Aphexda’s mechanism of action

Motixafortide is an inhibitor of the CXCR4 receptor, which blocks the binding of its cognate ligand, C-X-C motif chemokine ligand 12 (CXCL12).

CXCL12 and CXCR4 play a part in the movement of human hematopoietic stem cells away and back into the marrow compartment. Motixafortide demonstrated leukocytosis and an increase in circulating hematopoietic stem and progenitor cells into the peripheral circulation in mice, rats, dogs and even humans.

The drug’s long receptor occupancy allows the mobilisation of hematopoietic stem cells to the peripheral blood for collection and transplantation in patients with multiple myeloma.

 Clinical trials of Aphexda

The FDA approval of Aphexda is based on the outcomes of the second part of the Phase III GENESIS clinical trial.

GENESIS is a randomised, double-blinded, placebo-controlled study to evaluate the safety and efficacy of Aphexda in combination with G-CSF, compared to placebo plus G-CSF, for the mobilisation of hematopoietic stem cells for autologous transplantation in patients with multiple myeloma.

The first part of the study was a single-centred, lead-in, open-label study involving 12 patients receiving motixafortide plus G-CSF designed for dose determination, while the second part involved 122 patients who were randomised in a 2:1 ratio in a double-blinded, placebo-controlled and multi-centre study.

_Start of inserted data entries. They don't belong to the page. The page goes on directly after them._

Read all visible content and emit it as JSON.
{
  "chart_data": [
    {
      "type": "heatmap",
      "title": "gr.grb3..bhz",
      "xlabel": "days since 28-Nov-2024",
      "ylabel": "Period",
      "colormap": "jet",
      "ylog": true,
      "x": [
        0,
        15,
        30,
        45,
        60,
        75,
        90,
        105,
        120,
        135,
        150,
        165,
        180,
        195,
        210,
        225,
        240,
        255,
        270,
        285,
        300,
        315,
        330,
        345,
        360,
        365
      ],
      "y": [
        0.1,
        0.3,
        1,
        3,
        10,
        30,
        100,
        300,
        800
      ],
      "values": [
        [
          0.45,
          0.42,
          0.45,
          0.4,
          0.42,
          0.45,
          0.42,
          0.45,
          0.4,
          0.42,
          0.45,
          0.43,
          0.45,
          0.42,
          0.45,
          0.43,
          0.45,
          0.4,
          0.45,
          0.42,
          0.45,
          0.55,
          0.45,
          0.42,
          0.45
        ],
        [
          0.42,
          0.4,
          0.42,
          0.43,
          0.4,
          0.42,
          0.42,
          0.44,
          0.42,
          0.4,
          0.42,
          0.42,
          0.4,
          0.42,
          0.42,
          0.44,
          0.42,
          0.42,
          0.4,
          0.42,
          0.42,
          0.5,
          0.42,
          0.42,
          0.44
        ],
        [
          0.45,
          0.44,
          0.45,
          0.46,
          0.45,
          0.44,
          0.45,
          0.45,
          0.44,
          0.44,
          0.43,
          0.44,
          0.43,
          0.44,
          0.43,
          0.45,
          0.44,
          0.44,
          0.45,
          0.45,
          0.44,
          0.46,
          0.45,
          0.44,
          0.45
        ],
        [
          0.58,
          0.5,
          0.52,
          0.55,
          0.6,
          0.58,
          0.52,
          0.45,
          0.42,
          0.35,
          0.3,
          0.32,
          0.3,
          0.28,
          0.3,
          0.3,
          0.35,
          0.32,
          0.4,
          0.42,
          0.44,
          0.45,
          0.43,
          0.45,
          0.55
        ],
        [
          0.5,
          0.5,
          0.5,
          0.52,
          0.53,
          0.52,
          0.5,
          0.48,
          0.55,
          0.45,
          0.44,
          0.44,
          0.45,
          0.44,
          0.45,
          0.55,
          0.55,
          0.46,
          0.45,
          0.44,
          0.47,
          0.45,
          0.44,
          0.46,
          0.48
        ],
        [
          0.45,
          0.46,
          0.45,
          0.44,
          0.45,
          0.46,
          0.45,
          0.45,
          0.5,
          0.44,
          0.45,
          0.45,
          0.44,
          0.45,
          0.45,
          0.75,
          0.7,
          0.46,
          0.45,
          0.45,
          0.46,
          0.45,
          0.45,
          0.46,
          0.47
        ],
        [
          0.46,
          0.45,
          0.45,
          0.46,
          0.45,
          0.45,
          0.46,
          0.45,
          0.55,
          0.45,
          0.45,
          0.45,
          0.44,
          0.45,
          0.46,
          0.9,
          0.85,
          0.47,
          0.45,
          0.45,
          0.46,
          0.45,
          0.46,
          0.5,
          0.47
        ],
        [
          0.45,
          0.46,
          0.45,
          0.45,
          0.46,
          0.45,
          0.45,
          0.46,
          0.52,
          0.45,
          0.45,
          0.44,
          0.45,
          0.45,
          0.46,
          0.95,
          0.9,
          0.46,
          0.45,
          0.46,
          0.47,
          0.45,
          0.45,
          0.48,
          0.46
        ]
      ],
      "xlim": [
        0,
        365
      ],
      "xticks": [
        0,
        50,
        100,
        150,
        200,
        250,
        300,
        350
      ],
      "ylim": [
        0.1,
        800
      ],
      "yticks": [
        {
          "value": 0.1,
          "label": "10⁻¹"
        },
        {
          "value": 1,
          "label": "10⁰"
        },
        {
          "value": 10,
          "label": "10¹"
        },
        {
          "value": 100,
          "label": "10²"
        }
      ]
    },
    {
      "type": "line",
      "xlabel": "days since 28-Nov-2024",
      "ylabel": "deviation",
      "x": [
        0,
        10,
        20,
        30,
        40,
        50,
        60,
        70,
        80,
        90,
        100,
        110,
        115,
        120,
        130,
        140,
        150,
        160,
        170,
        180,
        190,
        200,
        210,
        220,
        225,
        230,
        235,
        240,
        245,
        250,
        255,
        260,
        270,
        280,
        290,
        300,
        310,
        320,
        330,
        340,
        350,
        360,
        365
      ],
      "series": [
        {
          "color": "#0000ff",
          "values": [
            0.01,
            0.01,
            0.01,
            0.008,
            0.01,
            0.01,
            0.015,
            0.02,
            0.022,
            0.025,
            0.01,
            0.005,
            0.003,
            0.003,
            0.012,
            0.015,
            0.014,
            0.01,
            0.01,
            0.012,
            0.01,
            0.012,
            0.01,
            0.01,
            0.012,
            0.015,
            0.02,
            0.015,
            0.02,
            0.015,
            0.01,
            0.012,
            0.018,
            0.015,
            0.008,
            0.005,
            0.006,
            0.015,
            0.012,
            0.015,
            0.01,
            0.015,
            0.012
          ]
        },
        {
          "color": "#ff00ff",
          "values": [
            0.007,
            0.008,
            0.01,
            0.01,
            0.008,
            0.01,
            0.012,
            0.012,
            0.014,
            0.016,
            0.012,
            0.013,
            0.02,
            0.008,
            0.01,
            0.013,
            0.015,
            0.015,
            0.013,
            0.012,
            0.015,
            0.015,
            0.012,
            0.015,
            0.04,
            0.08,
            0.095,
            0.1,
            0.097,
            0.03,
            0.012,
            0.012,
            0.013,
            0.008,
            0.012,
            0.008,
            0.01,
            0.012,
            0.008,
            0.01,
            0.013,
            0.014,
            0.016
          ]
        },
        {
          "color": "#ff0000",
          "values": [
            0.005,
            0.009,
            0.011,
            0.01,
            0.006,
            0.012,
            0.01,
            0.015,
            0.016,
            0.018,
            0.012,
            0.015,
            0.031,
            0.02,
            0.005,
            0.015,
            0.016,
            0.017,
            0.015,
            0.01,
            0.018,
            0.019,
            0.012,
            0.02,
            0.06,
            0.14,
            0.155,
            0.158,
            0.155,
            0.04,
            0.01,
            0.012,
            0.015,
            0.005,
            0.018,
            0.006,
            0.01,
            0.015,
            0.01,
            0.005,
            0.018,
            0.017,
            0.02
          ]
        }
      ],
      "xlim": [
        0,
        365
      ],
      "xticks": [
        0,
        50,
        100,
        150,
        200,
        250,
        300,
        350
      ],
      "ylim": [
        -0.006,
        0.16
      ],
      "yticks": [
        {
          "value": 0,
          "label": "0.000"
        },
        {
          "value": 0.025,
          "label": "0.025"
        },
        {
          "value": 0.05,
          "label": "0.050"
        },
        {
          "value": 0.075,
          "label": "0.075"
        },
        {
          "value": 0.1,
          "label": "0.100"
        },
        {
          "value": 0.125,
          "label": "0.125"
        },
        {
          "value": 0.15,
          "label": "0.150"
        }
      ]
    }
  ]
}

The primary objective of the study was to determine the superiority of a single dose of motixafortide plus G-CSF compared to placebo plus G-CSF for mobilising equal to or more than six million CD34+ cells in up to two apheresis sessions.

The study demonstrated that 67.5% of patients with Aphexda plus G-CSF achieved the stem cell collection goal of equal to or more than six million CD34+ cells/kg within two apheresis sessions compared to 9.5% for the placebo plus G-CSF regimen evaluated by a central laboratory.

92.5% of patients reached the stem cell collection goal in up to two apheresis sessions in the Aphexda arm and 21.4% in the placebo arm, as determined by local laboratories.

The safety of the drug in the study was determined in 92 patients who were administered Aphexda 1.25mg/kg subcutaneously plus G-CSF, and 42 patients who received placebo plus G-CSF.

Serious adverse reactions were reported in 5.4% of patients receiving Aphexda plus G-CSF.

Injection site reactions, pruritus, flushing and back pain were the most common adverse reactions observed in patients during the study.

 Clinical trials of motixafortide for additional conditions

The company is conducting clinical trials on motixafortide as monotherapy and in combination with natalizumab for stem cell mobilisation for gene therapies in sickle cell disease in collaboration with Washington University School of Medicine in St Louis, Missouri, US.

In collaboration with Columbia University, the company is also advancing a major development programme for motixafortide in first-line metastatic cancer patients.